Mario Barbuto, l’Uici e i suoi obiettivi

Mario Barbuto
Mario Barbuto, 70 anni, da dieci presidente nazionale dell’Uici, interviene alla Giornata Nazionale del Braille tenuta a Cagliari mettendo subito le mani avanti. «Certo, noi siamo un’associazione di interesse». Come non esserlo, dopotutto. «L’Unione italiana ciechi e ipovedenti» sottolinea Barbuto, «è un ente morale con personalità giuridica di diritto privato dove la legge e lo statuto affidano la rappresentanza e la tutela degli interessi morali e materiali dei non vedenti e degli ipovedenti nei confronti della pubblica amministrazione».
«Fu fondata a Genova il 26 ottobre 1920 da alcuni militari che persero la vista durante il primo conflitto mondiale» continua Mario Barbuto, «tra cui Aurelio Nicolodi che ne divenne il primo presidente».
Istruzione, lavoro, riabilitazione, cultura, informazione, mobilità, ricerca: sono le parole chiave che caratterizzano l’azione quotidiana di Uici partendo dalla sede nazionale alle 127 sedi regionali e territoriali dove si raccolgono e si organizzano oltre cinquantamila associati dando ascolto alle famiglie e alle persone in difficoltà per restituire loro rispetto, dignità, uguaglianza.
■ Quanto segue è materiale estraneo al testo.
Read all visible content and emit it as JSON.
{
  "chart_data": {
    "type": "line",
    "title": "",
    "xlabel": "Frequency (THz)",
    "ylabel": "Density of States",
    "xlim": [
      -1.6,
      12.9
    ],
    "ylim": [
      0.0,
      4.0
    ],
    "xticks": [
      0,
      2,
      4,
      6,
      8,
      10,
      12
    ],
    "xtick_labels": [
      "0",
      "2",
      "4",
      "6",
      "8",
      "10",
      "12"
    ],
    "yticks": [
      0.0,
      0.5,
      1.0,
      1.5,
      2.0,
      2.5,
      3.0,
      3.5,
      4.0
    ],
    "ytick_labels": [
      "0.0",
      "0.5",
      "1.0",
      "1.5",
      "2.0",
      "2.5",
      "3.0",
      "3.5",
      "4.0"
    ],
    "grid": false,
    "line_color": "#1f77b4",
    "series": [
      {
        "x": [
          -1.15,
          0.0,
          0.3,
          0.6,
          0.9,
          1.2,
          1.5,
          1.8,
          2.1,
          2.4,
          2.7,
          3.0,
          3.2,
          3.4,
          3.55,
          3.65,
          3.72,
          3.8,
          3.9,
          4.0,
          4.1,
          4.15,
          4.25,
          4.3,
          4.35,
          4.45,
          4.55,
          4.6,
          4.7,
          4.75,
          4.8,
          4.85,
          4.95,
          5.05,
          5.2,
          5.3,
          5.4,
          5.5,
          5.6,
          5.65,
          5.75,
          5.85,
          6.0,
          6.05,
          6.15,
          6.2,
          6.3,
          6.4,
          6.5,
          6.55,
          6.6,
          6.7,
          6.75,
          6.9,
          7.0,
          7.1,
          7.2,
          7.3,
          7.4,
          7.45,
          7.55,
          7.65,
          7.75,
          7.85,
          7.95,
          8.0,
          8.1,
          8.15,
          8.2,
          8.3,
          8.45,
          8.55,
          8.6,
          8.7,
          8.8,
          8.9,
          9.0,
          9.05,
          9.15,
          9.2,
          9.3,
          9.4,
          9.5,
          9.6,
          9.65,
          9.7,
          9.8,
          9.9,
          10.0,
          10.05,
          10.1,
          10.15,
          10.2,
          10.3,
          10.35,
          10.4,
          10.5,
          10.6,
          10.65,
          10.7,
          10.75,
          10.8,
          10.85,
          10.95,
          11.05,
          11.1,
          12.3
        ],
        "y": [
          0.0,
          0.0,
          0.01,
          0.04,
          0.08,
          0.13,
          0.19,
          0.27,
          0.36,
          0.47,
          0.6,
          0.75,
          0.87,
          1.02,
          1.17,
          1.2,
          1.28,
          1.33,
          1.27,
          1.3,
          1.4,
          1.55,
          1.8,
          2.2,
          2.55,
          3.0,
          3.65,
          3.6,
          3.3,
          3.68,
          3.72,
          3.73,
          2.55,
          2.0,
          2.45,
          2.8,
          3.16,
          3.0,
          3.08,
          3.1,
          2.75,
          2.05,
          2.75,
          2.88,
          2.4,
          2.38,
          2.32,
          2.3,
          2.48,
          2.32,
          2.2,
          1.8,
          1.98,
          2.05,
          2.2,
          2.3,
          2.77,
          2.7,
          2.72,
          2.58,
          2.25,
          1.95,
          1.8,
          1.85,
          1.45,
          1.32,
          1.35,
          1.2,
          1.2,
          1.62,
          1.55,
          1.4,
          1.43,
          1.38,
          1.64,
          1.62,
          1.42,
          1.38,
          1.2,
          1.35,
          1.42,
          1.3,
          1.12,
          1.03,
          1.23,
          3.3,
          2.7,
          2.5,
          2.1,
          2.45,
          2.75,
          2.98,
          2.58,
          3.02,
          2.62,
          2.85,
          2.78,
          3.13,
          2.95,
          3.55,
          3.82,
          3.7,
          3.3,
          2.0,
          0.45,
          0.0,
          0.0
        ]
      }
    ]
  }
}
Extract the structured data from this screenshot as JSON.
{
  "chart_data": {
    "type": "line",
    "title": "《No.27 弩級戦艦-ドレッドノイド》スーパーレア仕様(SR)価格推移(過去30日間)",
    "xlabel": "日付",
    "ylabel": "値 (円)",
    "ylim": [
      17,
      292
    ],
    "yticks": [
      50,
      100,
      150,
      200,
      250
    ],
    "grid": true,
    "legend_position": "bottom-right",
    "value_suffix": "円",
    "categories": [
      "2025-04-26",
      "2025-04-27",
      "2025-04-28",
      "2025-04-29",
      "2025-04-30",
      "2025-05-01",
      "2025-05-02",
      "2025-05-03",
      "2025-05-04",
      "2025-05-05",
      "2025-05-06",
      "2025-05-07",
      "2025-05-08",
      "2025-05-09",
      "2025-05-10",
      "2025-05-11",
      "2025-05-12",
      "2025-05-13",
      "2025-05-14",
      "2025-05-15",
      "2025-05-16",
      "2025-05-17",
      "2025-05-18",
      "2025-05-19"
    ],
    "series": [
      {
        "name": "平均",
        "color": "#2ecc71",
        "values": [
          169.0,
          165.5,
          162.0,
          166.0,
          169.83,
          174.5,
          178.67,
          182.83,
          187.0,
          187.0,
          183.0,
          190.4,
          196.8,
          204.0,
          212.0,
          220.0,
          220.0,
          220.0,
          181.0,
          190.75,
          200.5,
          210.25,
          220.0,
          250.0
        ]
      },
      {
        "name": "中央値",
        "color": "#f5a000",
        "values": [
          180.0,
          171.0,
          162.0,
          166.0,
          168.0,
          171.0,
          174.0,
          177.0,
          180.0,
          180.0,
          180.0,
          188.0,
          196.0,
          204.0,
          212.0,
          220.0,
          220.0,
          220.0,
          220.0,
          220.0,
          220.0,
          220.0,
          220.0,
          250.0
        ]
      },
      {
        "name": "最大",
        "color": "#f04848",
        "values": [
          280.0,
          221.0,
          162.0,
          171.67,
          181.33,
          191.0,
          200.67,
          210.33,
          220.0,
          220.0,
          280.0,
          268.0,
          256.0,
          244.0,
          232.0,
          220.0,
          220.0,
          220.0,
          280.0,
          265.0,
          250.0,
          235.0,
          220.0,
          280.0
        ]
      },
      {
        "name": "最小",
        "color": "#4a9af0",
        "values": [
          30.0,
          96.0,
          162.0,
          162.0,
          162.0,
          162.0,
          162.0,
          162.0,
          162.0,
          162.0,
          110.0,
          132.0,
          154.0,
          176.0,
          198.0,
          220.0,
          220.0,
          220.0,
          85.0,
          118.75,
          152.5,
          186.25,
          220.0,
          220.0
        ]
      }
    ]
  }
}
L’Uici è un’associazione costituita esclusivamente da non vedenti e ipovedenti. Tuttavia, per raggiungere i suoi obiettivi, non ostacola il supporto di persone vedenti che possono lavorare al suo interno come dipendenti o volontari. Molto in un secolo è stato fatto. E Barbuto a Cagliari ne ha tracciato un breve excursus storico. «Insistiamo però nella nostra opera di favorire l’attenzione del mondo ai temi della disabilità». L’obiettivo? Paradossalmente rendere inutile l’esistenza di enti come l’Uici, «perché vorrebbe dire che non esisterebbero più ciechi né ipovedenti». Programma ambizioso: come realizzarlo? «Spingendo sulla politica perché faccia più prevenzione» chiede Barbuto, «più visite di controllo periodiche in grado di anticipare il problema e così intervenire tempestivamente con maggiori esiti di successo». Ci aveva anche provato Mario Barbuto a venir eletto alle ultime elezioni politiche (nel collegio di Palermo) senza però riuscirci. Dallo scranno dell’Uici continua così la sua opera di persuasione “esterna” al mondo politico.
A Cagliari ora, a promuovere il Braille. «Oggi nessuno mette in discussione l’alfabeto e la scrittura» premette, «e i non vedenti hanno avuto in dono, 200 anni fa, un sistema per leggere e scrivere ancora oggi più che mai attuale, esaustivo e inclusivo». Da allora molte cose sono cambiate. «Nel Dna dei ciechi» sottolinea ancora Barbuto, «c’è una vocazione alla ricerca e alla vita indipendente: questo ha fatto nascere la prima scuola per non vedenti». Insegnare il metodo Braille ai non vedenti non è però l’obiettivo ultimo dell’Uici e di quanti sono impegnati a divulgarlo. «Occorre allargarsi e insegnarlo ai non vedenti» conferma il presidente nazionale Uici, «ed è fondamentale diffonderlo nelle scuole, tra gli educatori, gli insegnanti i familiari dei non vedenti, perché questo sistema di letto scrittura consente al non vedente di essere autonomo, di poter comunicare anche con i vedenti che così devono conoscere il loro codice e riuscire a comunicare, senza “traduttori” estranei».